REPUBLIKA.CO.ID, JAKARTA -- Ekonom Senior dari UIN Jakarta, Pheni Chalid, mengaku optimis dengan kerja keras petani dan pemerintah dalam memenuhi kebutuhan pangan nasional. Dia yakin, momentum pandemi Covid 19 mampu menjadi energi dan semangat yang luar biasa dalam melakukan produksi.
"Sebaiknya jangan gunakan isu impor di saat pandemi seperti sekarang ini. Tapi kita manfaatkan momentum ini untuk mendukung petani dan mengutamakan produksi dalam negeri, sehingga kita mampu mencapai kedaulatan, ketahanan dan kemandirian pangan," ujar Pheni, Rabu (10/6).
Menurut Pheni, langkah Kementan dalam membangun pusat data dan sarana prasarana berteknologi canggih merupakan langkah tepat karena sesuai dengan road map visi jangka panjang pertanian 2020-2024, dimana pertanian masa depan adalah pertanian maju, mandiri, dan modern berdasarkan asas Gotong Royong.
"Saya lihat pertanian sekarang sudah menuju pada kemandirian pangan, walaupun masih harus berusaha lebih maksimal lagi karena terkendala biaya produksi. Tapi dari sisi lainnya sudah bagus seperti pengadaan pupuk, benih, proses panen dan pasca panen," katanya.
Di samping itu, Pheni mengajak masyarakat agar turut berkontribusi dalam mencapai kemandirian pangan nasional. Kontribusi itu diantaranya dengan melakukan penanaman sayur mayur di halaman pekarangan rumah masing-masing.
"Sekali lagi saya katakan, masa Covid 19 ini seharusnya dijadikan momentum untuk lebih mandiri dan hidup subsisten.
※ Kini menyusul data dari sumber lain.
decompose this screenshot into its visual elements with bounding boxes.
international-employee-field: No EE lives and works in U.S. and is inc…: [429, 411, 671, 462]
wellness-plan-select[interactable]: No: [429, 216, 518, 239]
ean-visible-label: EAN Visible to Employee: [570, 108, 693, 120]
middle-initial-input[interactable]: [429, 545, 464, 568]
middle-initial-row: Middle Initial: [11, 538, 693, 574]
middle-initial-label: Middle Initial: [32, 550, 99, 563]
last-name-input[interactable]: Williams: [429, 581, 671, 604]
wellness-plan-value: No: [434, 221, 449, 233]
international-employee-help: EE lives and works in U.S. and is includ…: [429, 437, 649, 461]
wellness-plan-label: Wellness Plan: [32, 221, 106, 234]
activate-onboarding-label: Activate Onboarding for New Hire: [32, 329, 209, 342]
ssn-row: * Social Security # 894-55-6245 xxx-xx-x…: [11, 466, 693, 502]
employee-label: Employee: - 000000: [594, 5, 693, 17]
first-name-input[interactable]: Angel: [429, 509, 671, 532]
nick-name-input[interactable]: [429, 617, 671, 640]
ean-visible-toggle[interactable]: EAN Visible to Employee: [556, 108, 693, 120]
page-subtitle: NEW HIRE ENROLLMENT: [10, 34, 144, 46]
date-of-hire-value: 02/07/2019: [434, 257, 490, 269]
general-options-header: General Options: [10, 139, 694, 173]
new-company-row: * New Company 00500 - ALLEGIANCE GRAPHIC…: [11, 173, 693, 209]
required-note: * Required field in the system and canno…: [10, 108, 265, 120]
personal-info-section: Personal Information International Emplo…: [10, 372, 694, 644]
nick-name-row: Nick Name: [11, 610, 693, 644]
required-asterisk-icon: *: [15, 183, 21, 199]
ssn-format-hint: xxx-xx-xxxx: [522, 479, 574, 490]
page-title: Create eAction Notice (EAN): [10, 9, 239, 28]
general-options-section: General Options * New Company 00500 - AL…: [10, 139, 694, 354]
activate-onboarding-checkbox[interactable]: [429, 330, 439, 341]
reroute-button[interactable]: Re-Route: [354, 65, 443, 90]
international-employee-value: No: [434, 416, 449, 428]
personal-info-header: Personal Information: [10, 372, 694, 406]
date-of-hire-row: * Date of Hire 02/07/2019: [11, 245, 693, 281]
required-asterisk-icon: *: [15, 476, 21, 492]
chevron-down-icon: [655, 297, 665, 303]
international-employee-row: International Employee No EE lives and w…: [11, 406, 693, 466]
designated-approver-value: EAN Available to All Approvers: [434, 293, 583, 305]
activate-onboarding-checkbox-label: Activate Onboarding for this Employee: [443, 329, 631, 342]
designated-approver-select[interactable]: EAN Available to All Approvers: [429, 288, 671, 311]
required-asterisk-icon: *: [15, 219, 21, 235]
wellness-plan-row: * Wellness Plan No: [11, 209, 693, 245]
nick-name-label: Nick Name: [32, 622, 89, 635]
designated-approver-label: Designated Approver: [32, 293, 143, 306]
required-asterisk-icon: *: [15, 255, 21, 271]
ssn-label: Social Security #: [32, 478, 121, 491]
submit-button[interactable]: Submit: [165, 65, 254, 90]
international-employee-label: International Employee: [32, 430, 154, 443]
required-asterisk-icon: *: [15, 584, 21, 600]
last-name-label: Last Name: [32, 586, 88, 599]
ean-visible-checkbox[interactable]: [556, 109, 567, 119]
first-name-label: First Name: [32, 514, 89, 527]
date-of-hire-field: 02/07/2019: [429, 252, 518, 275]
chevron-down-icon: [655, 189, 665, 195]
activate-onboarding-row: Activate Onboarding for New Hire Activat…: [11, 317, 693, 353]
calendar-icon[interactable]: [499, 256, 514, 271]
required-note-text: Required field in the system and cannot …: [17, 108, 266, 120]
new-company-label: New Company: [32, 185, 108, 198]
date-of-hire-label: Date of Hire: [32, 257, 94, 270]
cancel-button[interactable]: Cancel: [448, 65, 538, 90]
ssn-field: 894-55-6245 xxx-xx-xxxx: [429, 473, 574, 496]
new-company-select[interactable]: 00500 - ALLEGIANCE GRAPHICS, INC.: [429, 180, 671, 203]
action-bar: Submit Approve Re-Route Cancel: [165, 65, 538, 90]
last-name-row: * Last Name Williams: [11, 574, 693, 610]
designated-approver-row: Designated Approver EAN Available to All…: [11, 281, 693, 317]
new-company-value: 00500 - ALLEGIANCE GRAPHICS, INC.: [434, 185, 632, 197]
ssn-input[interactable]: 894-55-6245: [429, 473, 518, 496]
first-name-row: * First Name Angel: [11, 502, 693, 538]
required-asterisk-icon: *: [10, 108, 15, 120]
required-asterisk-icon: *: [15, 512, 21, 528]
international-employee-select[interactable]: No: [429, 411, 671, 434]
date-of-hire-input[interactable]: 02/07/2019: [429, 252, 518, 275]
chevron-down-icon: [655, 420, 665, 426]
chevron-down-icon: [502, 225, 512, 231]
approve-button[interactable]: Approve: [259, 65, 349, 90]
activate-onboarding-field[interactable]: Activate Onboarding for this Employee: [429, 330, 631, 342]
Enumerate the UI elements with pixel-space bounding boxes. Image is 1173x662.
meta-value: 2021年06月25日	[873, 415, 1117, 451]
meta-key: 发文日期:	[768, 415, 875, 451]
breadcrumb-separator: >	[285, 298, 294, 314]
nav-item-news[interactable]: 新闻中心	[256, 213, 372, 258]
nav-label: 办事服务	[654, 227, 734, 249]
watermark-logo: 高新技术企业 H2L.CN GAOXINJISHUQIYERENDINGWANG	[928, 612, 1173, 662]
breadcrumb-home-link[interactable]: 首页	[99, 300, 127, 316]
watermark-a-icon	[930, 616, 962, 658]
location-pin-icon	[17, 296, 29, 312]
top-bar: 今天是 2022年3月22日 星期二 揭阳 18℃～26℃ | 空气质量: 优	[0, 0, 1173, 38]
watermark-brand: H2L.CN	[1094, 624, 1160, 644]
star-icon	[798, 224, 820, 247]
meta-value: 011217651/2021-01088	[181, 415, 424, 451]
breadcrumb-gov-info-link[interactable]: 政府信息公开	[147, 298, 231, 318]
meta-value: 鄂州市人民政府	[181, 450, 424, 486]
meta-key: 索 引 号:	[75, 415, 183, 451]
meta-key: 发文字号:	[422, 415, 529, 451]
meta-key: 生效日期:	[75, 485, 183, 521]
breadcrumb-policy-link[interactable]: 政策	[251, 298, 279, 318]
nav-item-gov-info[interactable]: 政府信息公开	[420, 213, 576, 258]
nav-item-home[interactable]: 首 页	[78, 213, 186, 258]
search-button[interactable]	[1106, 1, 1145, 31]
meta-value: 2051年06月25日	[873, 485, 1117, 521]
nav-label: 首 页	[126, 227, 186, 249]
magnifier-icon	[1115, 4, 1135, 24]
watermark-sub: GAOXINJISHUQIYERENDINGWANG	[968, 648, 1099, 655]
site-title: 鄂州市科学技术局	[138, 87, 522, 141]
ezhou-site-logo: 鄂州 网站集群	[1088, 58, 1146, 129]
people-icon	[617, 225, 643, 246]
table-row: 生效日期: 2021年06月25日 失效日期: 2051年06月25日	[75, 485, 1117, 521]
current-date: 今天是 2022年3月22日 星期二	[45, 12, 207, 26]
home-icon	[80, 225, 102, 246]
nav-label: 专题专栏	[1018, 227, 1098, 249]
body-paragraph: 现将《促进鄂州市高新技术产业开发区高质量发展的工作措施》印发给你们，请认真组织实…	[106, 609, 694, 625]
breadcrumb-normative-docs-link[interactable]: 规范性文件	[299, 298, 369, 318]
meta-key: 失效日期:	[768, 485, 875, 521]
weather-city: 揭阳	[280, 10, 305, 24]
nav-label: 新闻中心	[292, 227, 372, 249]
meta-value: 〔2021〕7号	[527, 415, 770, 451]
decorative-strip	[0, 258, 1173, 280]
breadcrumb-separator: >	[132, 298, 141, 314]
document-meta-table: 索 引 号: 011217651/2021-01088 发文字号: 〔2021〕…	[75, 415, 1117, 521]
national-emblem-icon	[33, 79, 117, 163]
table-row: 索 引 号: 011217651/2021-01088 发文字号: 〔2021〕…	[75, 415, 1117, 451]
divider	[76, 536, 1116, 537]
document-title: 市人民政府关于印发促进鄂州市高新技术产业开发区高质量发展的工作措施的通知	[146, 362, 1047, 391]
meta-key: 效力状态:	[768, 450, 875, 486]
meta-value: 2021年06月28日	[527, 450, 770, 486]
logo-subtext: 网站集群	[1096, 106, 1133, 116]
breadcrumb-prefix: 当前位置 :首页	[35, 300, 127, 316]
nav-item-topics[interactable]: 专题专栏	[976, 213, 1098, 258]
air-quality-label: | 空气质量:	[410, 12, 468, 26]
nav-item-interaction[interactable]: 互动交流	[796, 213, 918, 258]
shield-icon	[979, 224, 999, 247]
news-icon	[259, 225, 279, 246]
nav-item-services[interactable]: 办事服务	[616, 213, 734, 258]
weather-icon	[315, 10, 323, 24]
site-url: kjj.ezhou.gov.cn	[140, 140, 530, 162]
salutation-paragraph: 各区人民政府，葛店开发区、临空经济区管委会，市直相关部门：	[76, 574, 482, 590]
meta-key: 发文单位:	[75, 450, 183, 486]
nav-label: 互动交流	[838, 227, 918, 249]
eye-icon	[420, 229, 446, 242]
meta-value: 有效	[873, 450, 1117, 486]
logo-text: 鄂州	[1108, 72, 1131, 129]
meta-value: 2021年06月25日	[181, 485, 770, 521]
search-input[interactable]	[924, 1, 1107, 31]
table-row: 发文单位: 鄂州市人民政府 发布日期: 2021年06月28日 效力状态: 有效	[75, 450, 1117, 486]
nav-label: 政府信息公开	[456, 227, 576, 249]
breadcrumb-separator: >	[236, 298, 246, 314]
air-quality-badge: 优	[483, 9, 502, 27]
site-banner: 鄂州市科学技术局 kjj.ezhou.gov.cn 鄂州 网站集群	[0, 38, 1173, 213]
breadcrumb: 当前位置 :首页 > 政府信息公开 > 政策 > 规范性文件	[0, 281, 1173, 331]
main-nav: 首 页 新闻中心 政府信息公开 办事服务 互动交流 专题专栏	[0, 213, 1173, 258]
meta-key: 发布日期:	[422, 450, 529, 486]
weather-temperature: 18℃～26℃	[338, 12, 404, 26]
Kemudian berusaha mengkonsumsi apa yang diproduksi sendiri," tuturnya.
Senada dengan Pheni, Akademisi Universitas Brawijaya, Sujarwo, menilai kebijakan dan strategi Kementan dalam mengelola pertanian dimasa pandemi Covid 19 sudah sangat tepat, mengingat Kementerian yang dipimpin SyahruI Yasin Limpo itu sudah memiliki ruang data yang dapat mengakurasi semua produksi.
"Saya kira data pertanian baik areal tanam, areal panen, dan real produksi serta ekspektasi produksi bulanan lewat website maupun media elektronik, termasuk membuktikan adanya aliran data dari bottom-up lewat frame yang telah dibuat kementerian (design system should be TOP DOWN) sudah sangat bagus," katanya.
Dengan kecanggihan sistem data dan informasi yang dimiliki Kementan, maka, ujar Sujarwo, isu impor yang muncul belakangan ini akan terpatahkan dengan sendirinya."Saya yakin sistem dan data di Kementan akan berbicara sendiri untuk mereka yang meragukan ketersediaan pangan nasional. Saya berharap Kementan tidak perlu gusar. Santai saja dan tanggapi ini (isu impor) dengan baik," ungkapnya.
Sebagai informasi, stok beras CBP (Cadangan Beras Pemerintah) di Bulog yang direkomendasi dari Rakortas adalah 1 juta sampai 1,5 juta ton. Saat ini CBP di Bulog 1,485 juta ton, dan akan terus bertambah seiring panen raya yang masih berlangsung di sejumlah daerah.
Secara rinci, stok beras di masyarakat berada di Bulog, penggilingan, pedagang, Horeka, dan rumah tangga. Data terbaru stok beras minggu ke 1 Juni 2020 adalah, Bulog 1, 485 juta ton, penggilingan 1,36 juta ton, pedagang 0,73 juta ton, dan stok cukup besar ada di Horeka dan rumah tangga. Sementara itu, data pengadaan beras Bulog per tanggal 8 Juni 2020, juga masih terus berlangsung. Setidaknya ada 21.667 ton beras telah terserap.
Sementara itu Ketua Umum Asosiasi Agrobisnis Petani Ubi Jalar Indonesia (Asapuji) Ahmed Joe Hara menyatakan, keputusan impor sebaiknya jangan diletakkan pada keputusan prioritas tetapi diawali oleh inventarisasi komoditi komoditi yang siap ekspor.
Yang kita perlukan,katanya, adalah adanya konektivitas antara produsen onfarm dan industri lokal dengan eksportir atau konsumen. "Sehingga tercapai kondisi informasi optimal antara pihak produsen siap ekspor dengan konsumen domestik maupun mancanegara," papar Ahmed.